2. Navigate to the server address using the compute node’s hostname and the port number, for example:
```
http://midway3-0184:8631/?token=<your_token_here>
```
This method bypasses the need for local SSH tunneling and is especially useful if firewall or network restrictions apply.

3. Session Management Procedures

Managing the Live Session

Monitoring: When the session is running, the SSH tunnel command terminal will “freeze” and run in the background as long as the job is active.
Termination: To safely terminate your Jupyter Lab session:
- Exit Jupyter Lab from your browser.
- Then, login to the RCC login node and execute:
```
scancel -f ${SLURM_JOB_ID}
```
This stops the job on the compute node and shuts down Jupyter Lab gracefully.

4. Reconnecting to an Existing Session

If you need to reconnect to a Jupyter Lab session that is still running, follow these steps:

Identify the Running Job:
- On the RCC login node, run:
```
squeue -u $USER
```
- Note the compute node (e.g., midway3-0007) where Jupyter Lab is running.
Retrieve the Session Details:
- SSH to that compute node and run:
```
jupyter lab list
```
- The command will output the URLs and tokens of the running session.
Recreate the SSH Tunnel:
- Use the provided host and port parameters to recreate the SSH tunnel:
```
ssh -N -f -L <PORT_NUM>:<node>:<PORT_NUM> <user>@midway3.rcc.uchicago.edu
```
- For example, if the running session is on port 8888 on node midway3-0007:
```
ssh -N -f -L 8888:midway3-0007:8888 pnsinha@midway3.rcc.uchicago.edu
```
Connect:
- Open your browser and head to:
```
http://localhost:8888/?token=<your_token_here>
```
- Alternatively, copy and paste the complete URL from the output of the jupyter lab list command.

5. Troubleshooting and Installation-Related Considerations

Important: Be aware of potential installation or disk-related issues:

Library/Missing File Issues:
If your lab session fails to start due to missing libraries, ensure that your conda environment has all required dependencies installed.
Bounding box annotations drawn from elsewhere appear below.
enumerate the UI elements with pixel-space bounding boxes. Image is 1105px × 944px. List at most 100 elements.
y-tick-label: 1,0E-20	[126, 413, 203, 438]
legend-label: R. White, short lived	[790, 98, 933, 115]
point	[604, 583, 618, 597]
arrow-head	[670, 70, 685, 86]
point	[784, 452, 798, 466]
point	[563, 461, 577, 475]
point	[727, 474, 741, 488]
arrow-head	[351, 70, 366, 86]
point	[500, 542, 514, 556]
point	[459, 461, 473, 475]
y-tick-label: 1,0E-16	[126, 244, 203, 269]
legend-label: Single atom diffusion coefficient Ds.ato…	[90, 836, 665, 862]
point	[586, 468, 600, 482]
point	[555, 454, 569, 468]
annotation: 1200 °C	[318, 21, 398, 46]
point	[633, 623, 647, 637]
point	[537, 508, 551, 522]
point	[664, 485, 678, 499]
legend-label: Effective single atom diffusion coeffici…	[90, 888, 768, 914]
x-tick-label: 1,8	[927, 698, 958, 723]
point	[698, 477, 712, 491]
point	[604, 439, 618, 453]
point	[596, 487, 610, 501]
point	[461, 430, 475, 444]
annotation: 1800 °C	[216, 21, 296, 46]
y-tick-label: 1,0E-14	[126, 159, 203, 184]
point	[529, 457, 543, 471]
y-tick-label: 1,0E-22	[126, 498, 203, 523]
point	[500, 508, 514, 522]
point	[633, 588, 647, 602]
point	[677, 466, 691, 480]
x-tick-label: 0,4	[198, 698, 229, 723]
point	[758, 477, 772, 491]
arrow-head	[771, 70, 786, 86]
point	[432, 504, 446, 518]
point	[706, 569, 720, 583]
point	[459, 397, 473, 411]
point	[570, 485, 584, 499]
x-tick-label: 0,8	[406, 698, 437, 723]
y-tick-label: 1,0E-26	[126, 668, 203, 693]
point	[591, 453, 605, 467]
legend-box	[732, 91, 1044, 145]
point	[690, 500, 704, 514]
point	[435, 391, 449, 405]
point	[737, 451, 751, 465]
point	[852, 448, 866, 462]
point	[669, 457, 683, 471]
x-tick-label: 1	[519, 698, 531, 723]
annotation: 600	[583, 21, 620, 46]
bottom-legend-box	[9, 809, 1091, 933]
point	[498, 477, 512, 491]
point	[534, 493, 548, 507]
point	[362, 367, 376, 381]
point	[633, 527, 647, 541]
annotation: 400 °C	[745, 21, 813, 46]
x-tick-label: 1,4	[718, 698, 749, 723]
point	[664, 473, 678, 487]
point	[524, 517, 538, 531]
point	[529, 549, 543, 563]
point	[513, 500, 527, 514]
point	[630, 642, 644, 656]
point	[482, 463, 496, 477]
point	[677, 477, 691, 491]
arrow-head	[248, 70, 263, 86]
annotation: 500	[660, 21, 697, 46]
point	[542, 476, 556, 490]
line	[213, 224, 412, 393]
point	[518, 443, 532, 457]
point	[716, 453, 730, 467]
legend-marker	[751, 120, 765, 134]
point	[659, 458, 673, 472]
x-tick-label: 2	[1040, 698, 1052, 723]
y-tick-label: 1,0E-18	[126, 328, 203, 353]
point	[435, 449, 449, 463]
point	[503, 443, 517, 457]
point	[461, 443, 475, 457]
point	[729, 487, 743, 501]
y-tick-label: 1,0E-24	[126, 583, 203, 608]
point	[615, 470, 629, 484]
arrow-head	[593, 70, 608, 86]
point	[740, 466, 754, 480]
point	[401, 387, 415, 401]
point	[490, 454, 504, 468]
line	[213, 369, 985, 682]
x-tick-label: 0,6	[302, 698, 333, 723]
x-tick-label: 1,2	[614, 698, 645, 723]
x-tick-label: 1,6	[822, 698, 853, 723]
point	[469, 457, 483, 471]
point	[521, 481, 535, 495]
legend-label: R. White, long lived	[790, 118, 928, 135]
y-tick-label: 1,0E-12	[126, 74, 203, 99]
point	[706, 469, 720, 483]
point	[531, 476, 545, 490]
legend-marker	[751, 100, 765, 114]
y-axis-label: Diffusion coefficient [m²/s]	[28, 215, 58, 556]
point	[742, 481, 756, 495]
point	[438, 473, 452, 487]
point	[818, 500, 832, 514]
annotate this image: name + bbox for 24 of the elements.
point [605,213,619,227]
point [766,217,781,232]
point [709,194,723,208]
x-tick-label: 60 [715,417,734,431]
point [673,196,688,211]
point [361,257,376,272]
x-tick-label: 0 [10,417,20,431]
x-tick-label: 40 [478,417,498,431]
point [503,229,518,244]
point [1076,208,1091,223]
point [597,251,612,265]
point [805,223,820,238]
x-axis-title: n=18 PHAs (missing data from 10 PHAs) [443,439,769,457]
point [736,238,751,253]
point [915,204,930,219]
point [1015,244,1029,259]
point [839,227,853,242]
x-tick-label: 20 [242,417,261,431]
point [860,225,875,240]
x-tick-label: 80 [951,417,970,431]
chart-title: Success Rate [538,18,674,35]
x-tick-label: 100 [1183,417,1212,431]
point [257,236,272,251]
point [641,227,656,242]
Verify that the python/miniforge-25.3.0 module is correctly loaded and that your environment has been updated.

Disk Errors:
If you experience errors writing files (as observed in some reported node issues), double-check that the path_to_working_directory has proper read/write permissions and that you are not running on nodes affected by known storage issues.

Node-Specific Problems:
Should your job unexpectedly terminate or if files aren’t being written, use the detailed error logs (e.g., jupyter_lab_.err) to diagnose potential disk quota issues or misconfigurations .

By following these detailed instructions, you can seamlessly launch, connect, manage, and reconnect to a Jupyter Lab session on RCC compute nodes using the Python/miniforge-25.3.0 module.

Conclusion

This documentation provides a complete setup—from the SLURM job script to step-by-step connectivity and session management—ensuring that you can effectively run Jupyter Lab on RCC compute nodes. Use the instructions and troubleshooting tips provided to handle connection issues, disk errors, or missing dependencies, thereby improving the robustness of your compute sessions. Happy coding!